2) Be actively observant

The devil is in the details: keep your eye on the day-to-day proceedings you normally don’t notice at home: how do people around you go about their daily life, where do they buy their groceries, how the mail is delivered, how do they commute and make their tea. Pay close attention to body language, linguistic nuances, everyday customs and social interactions. These little things speak volumes of the culture.

3) Remember: minor misunderstandings are normal

Between people from different cultures, your languages, ways of life, opinions, and sense of humour will clash. Be patient and respectful, try not to take the conflict personally. If you feel that something is wrong - discuss it. Every faux pas brings you a lot of information you can use later.
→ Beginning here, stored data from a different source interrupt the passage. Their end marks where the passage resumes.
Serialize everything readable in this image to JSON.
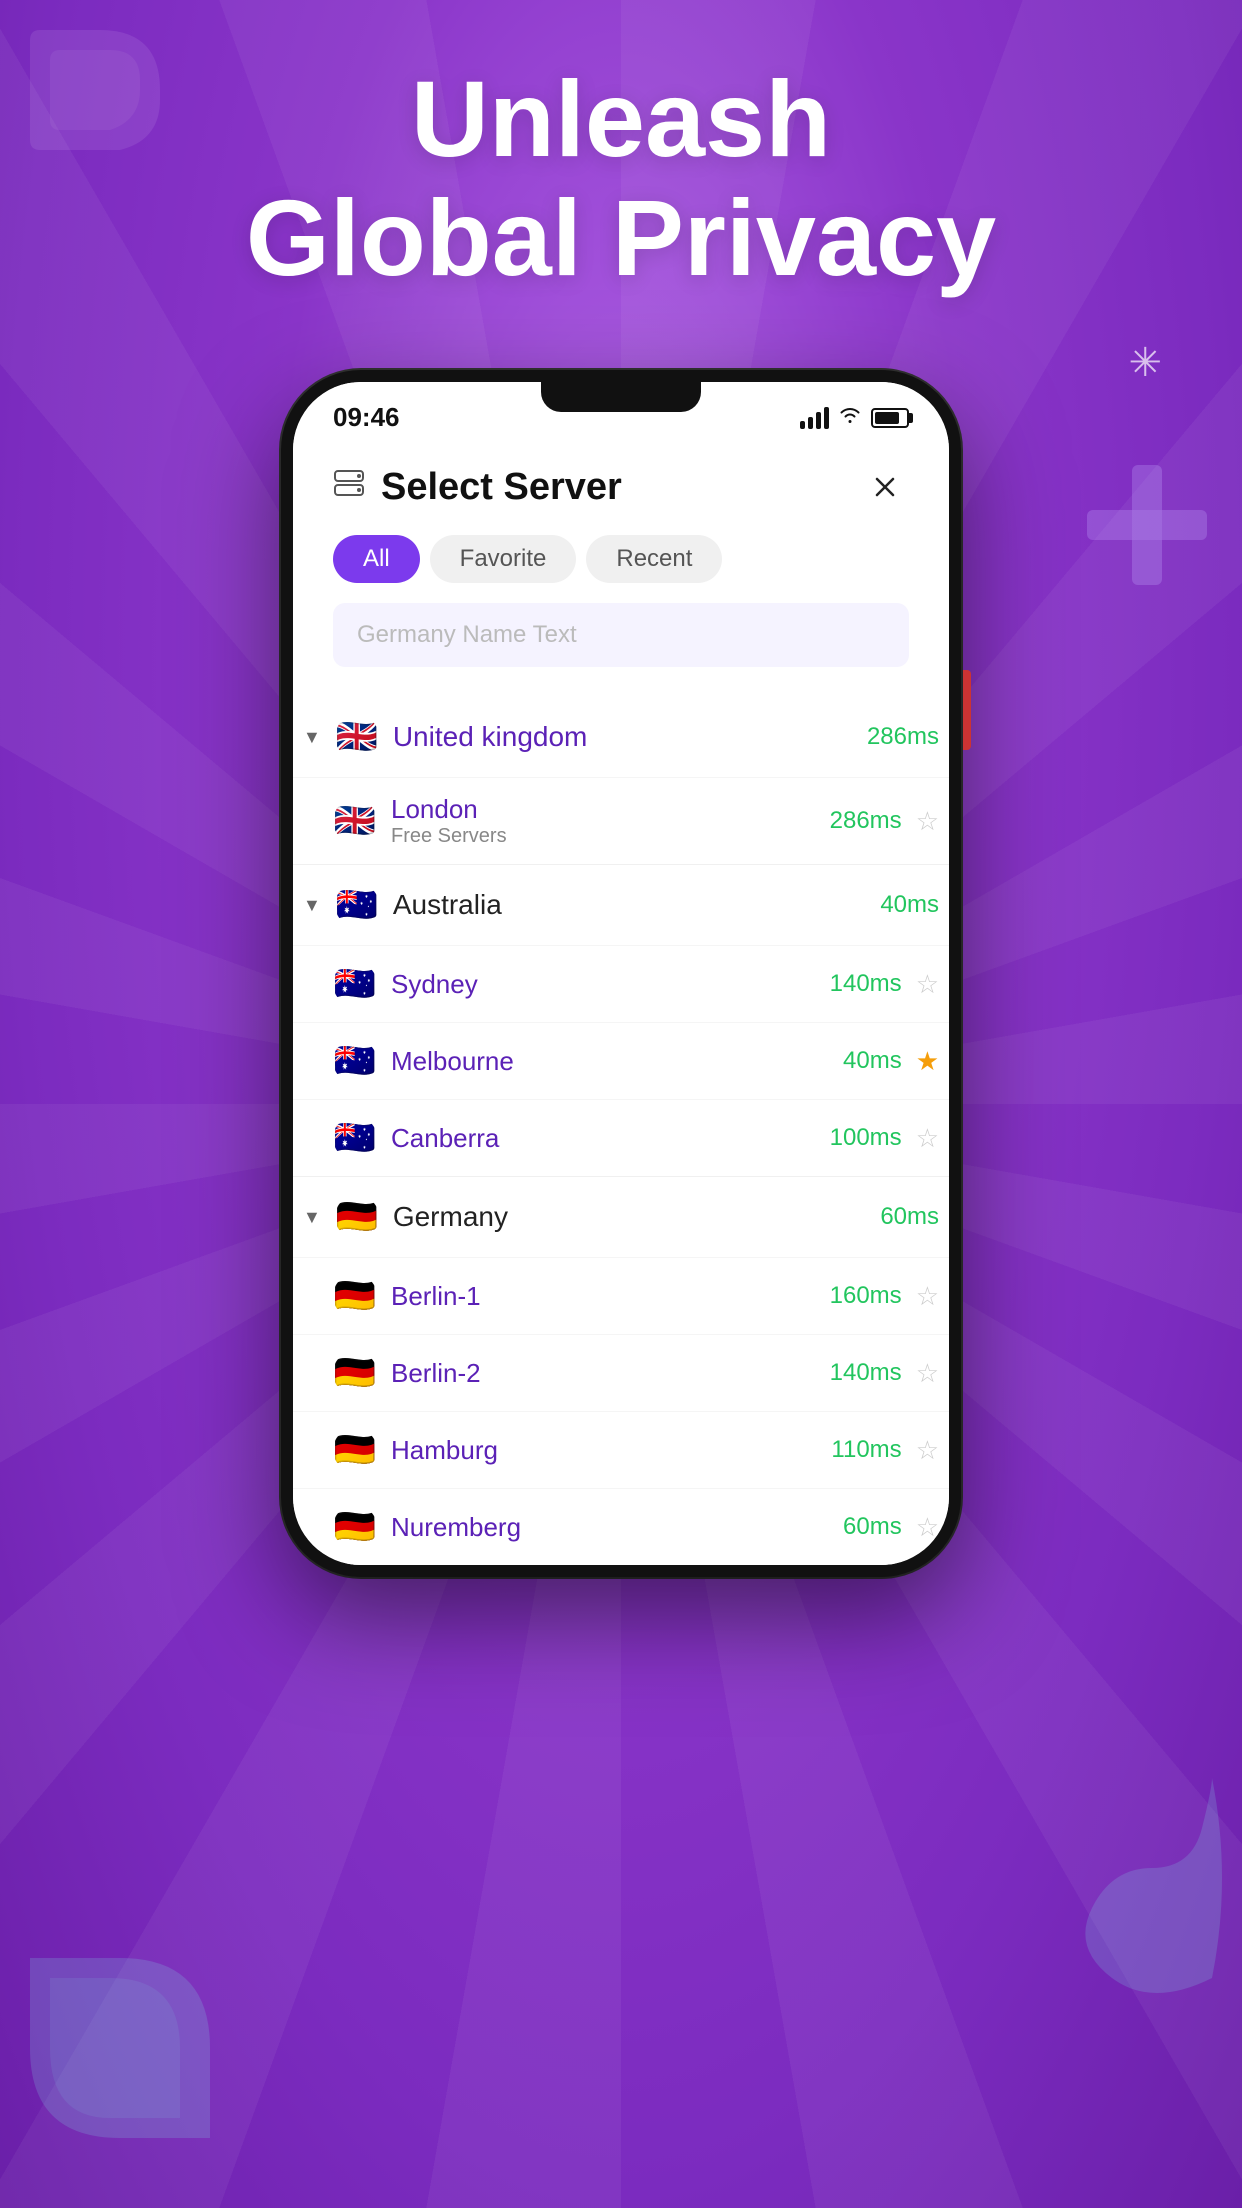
{
  "page": {
    "hero_title_line1": "Unleash",
    "hero_title_line2": "Global Privacy"
  },
  "status_bar": {
    "time": "09:46",
    "signal": "signal",
    "wifi": "wifi",
    "battery": "battery"
  },
  "app": {
    "header": {
      "icon": "☰",
      "title": "Select Server"
    },
    "tabs": [
      {
        "label": "All",
        "active": true
      },
      {
        "label": "Favorite",
        "active": false
      },
      {
        "label": "Recent",
        "active": false
      }
    ],
    "search": {
      "placeholder": "Germany Name Text"
    },
    "countries": [
      {
        "name": "United kingdom",
        "flag": "🇬🇧",
        "latency": "286ms",
        "expanded": true,
        "servers": [
          {
            "name": "London",
            "subtitle": "Free Servers",
            "latency": "286ms",
            "starred": false
          }
        ]
      },
      {
        "name": "Australia",
        "flag": "🇦🇺",
        "latency": "40ms",
        "expanded": true,
        "servers": [
          {
            "name": "Sydney",
            "subtitle": "",
            "latency": "140ms",
            "starred": false
          },
          {
            "name": "Melbourne",
            "subtitle": "",
            "latency": "40ms",
            "starred": true
          },
          {
            "name": "Canberra",
            "subtitle": "",
            "latency": "100ms",
            "starred": false
          }
        ]
      },
      {
        "name": "Germany",
        "flag": "🇩🇪",
        "latency": "60ms",
        "expanded": true,
        "servers": [
          {
            "name": "Berlin-1",
            "subtitle": "",
            "latency": "160ms",
            "starred": false
          },
          {
            "name": "Berlin-2",
            "subtitle": "",
            "latency": "140ms",
            "starred": false
          },
          {
            "name": "Hamburg",
            "subtitle": "",
            "latency": "110ms",
            "starred": false
          },
          {
            "name": "Nuremberg",
            "subtitle": "",
            "latency": "60ms",
            "starred": false
          }
        ]
      }
    ]
  }
}
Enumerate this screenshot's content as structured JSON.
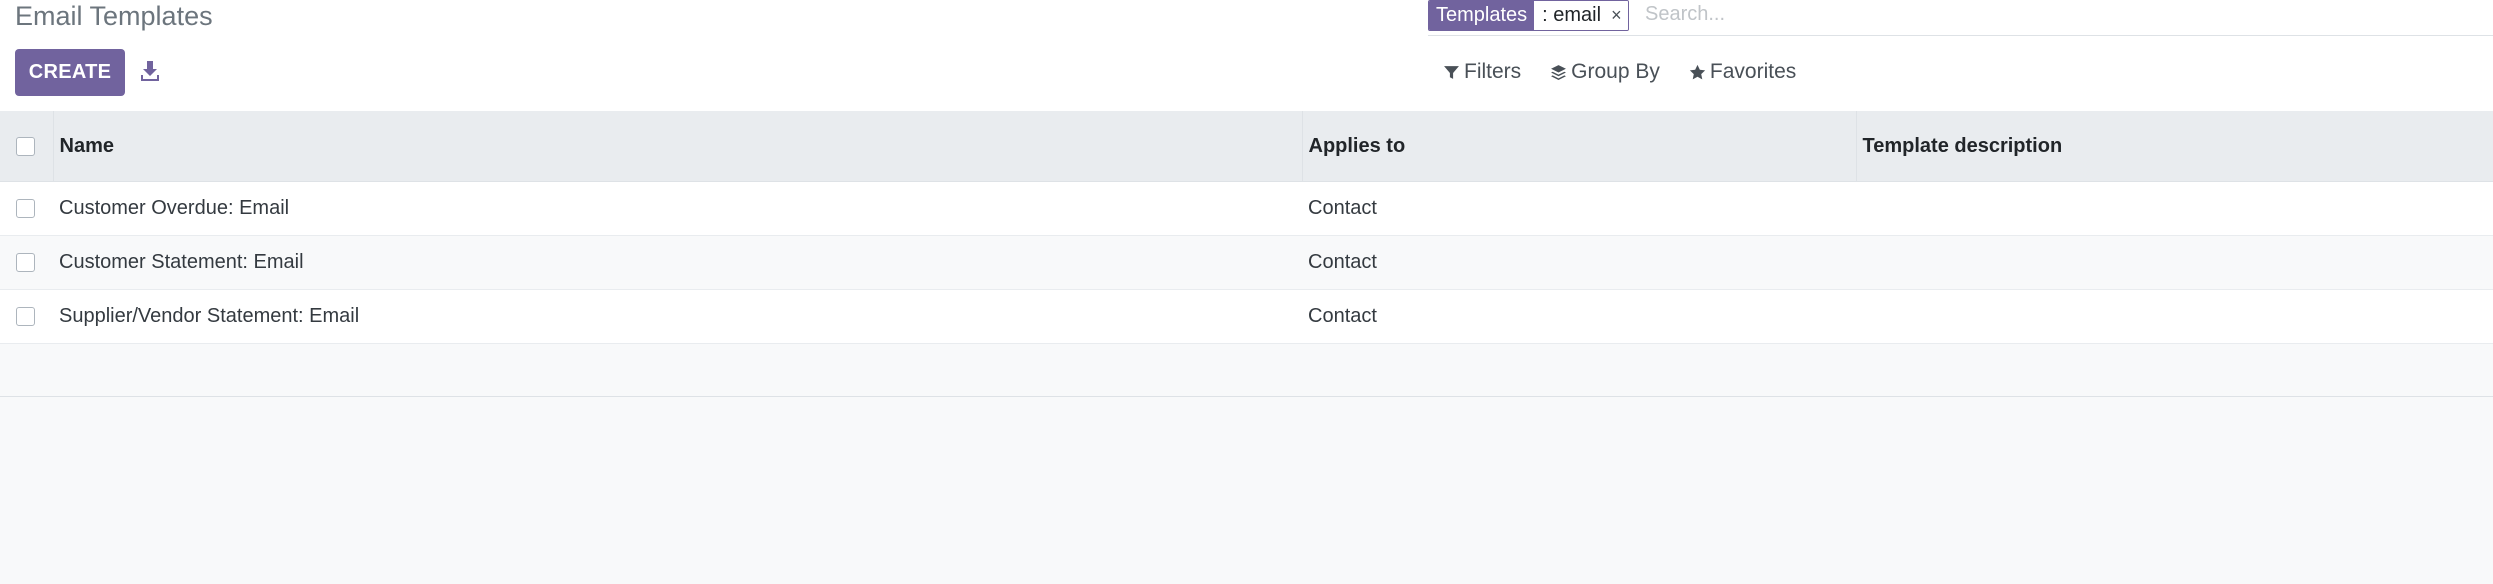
{
  "page": {
    "title": "Email Templates"
  },
  "toolbar": {
    "create_label": "CREATE",
    "download_icon": "download-icon"
  },
  "search": {
    "facet_category": "Templates",
    "facet_value": ": email",
    "facet_remove": "×",
    "placeholder": "Search..."
  },
  "search_options": {
    "filters_label": "Filters",
    "group_by_label": "Group By",
    "favorites_label": "Favorites"
  },
  "table": {
    "columns": [
      "Name",
      "Applies to",
      "Template description"
    ],
    "rows": [
      {
        "name": "Customer Overdue: Email",
        "applies_to": "Contact",
        "description": ""
      },
      {
        "name": "Customer Statement: Email",
        "applies_to": "Contact",
        "description": ""
      },
      {
        "name": "Supplier/Vendor Statement: Email",
        "applies_to": "Contact",
        "description": ""
      }
    ]
  },
  "colors": {
    "brand": "#71639e",
    "header_bg": "#e9ecef",
    "page_bg": "#f8f9fa"
  }
}
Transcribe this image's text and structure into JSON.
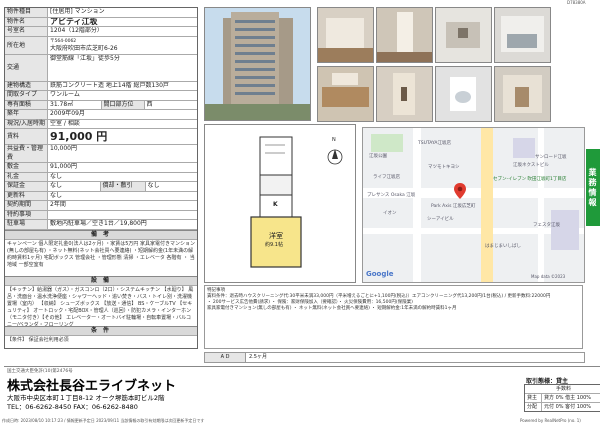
{
  "doc_code": "D78380A",
  "property": {
    "type_label": "物件種目",
    "type_value": "[住居用]  マンション",
    "name_label": "物件名",
    "name_value": "アビティ江坂",
    "room_label": "号室名",
    "room_value": "1204（12階部分）",
    "addr_label": "所在地",
    "addr_zip": "〒564-0062",
    "addr_value": "大阪府吹田市広芝町6-26",
    "traffic_label": "交通",
    "traffic_value": "御堂筋線「江坂」徒歩5分",
    "structure_label": "建物構造",
    "structure_value": "鉄筋コンクリート造  地上14階  総戸数130戸",
    "layout_label": "間取タイプ",
    "layout_value": "ワンルーム",
    "area_label": "専有面積",
    "area_value": "31.78㎡",
    "balcony_label": "間口部方位",
    "balcony_value": "西",
    "built_label": "築年",
    "built_value": "2009年09月",
    "status_label": "現況/入居時期",
    "status_value": "空室 / 相談",
    "rent_label": "賃料",
    "rent_value": "91,000 円",
    "mgmt_label": "共益費・管理費",
    "mgmt_value": "10,000円",
    "deposit_label": "敷金",
    "deposit_value": "91,000円",
    "key_label": "礼金",
    "key_value": "なし",
    "guarantee_label": "保証金",
    "guarantee_value": "なし",
    "amort_label": "償却・敷引",
    "amort_value": "なし",
    "renew_label": "更新料",
    "renew_value": "なし",
    "period_label": "契約期間",
    "period_value": "2年間",
    "conditions_label": "特約事項",
    "conditions_value": "",
    "parking_label": "駐車場",
    "parking_value": "敷地内駐車場／空き1台／19,800円"
  },
  "remarks": {
    "title": "備  考",
    "text": "キャンペーン  個人限定礼金0(法人は2ヶ月) ・家賃は5万円 家具家電付きマンション(無しの部屋も有)  ・ネット無料(ネット会社買へ要連絡) ・短期解約金(1年未満の解約時賃料1ヶ月) 宅配ボックス  管理会社 ・管理形態  清掃 ・エレベータ  各階有 ・ 当地域 一部空室有"
  },
  "facilities": {
    "title": "設  備",
    "text": "【キッチン】給湯器（ガス）・ガスコンロ（2口）・システムキッチン 【水廻り】 風呂・洗面台・温水洗浄便座・シャワーヘッド・追い焚き・バス・トイレ別・洗濯機置場（室内） 【収納】 シューズボックス 【放送・通信】 BS・ケーブルTV 【セキュリティ】 オートロック・宅配BOX・管理人（巡回）・防犯カメラ・インターホン（モニタ付き）【その他】 エレベーター・オートバイ駐輪場・自転車置場・バルコニー/ベランダ・フローリング"
  },
  "conditions": {
    "title": "条  件",
    "text": "【条件】 保証会社利用必須"
  },
  "floorplan": {
    "room_label": "洋室",
    "room_size": "約9.1帖",
    "kitchen_label": "K",
    "compass": "N"
  },
  "map": {
    "labels": [
      "江坂公園",
      "TSUTAYA江坂店",
      "マツモトキヨシ",
      "ライフ江坂店",
      "Park Axis 江坂広芝町",
      "江坂ネクストビル",
      "プレサンス Osaka 江坂",
      "シーアイビル",
      "イオン",
      "サンロード江坂",
      "セブン-イレブン 吹田江坂町1丁目店",
      "フェスタ江坂",
      "はまじまいしばし",
      "Map data ©2023"
    ],
    "google": "Google"
  },
  "notes": {
    "line1": "特記事項",
    "line2": "賃料条件：退去時ハウスクリーニング代:30平米未満33,000円（平米増えるごとに+1,100円(税込)）エアコンクリーニング代13,200円/1台(税込) / 更新手数料:22000円",
    "line3": "・ 200サービス広告他費(請求) ・ 保険：家財保険加入（要確認）・ 火災保険費用：16,500円(保険業)",
    "line4": "家具家電付きマンション(無しの部屋も有) ・ ネット無料(ネット会社買へ要連絡) ・ 短期解約金:1年未満の解約時賃料1ヶ月"
  },
  "sidebar_label": "業務情報",
  "mini_table": {
    "a_label": "A D",
    "a_value": "2.5ヶ月"
  },
  "footer": {
    "license": "国土交通大臣免許(10)第2476号",
    "company": "株式会社長谷エライブネット",
    "address": "大阪市中央区本町１丁目8-12 オーク堺筋本町ビル2階",
    "tel": "TEL：06-6262-8450  FAX：06-6262-8480",
    "trade_label": "取引態様：貸主",
    "fee_title": "手数料",
    "fee_r1c1": "貸主",
    "fee_r1c2": "貸方 0% 借主 100%",
    "fee_r2c1": "分配",
    "fee_r2c2": "元付 0% 客付 100%",
    "print_date": "作成日時: 2023/08/10 10:17:23 / 情報更新予定日 2023/09/11 当該情報の取引有効期限は次回更新予定日です",
    "powered": "Powered by RealNetPro (no. 1)"
  },
  "colors": {
    "accent_green": "#1f9a3a",
    "label_bg": "#e6e6e6",
    "map_pin": "#e03b2f"
  }
}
4) Don’t get stuck to routine 

Don’t get stuck to routine and encapsulated in the closed bubble of your campus, study group or workplace. Explore different places and social groups, travel, do something different every day. You can find friends in the most unexpected and unusual places.

5) Ask a lot of questions

Even about the most obvious things, like “How do I eat this?” or “What should I wear?”, or “Is this normal?” Remember: questioning doesn’t make you look stupid or nosy; on the contrary: it shows your respect and interest in the culture of the country where you are a guest. If possible, single out a person (a friend or a guide) who you feel comfortable to ask as many questions as possible, and ask away.

6) Do something familiar

Find yourself a company or a club with similar interests and do something you know you are good at: a music band, a fan community, a sports team, or a hobby group. A familiar activity will relax you, common interests will even out the cultural differences; even the language barrier will feel less restrictive when discussing a well-known topic.

7) Write down your experiences

Keep a diary, or a blog, or just a notebook. Writing is a good way to vent your frustration and confusion without causing conflict. Try this three-step structure: what happened; how do you feel about it; what did you learn from it. This technique will bring order into chaos and help you to make sense out of your experiences. Besides, when revisiting the stressful situations later, you may find humour in them.

Follow these simple rules, and you will be able to make the most out of your international experience and add the indispensable skill of intercultural communication to your professional toolbox.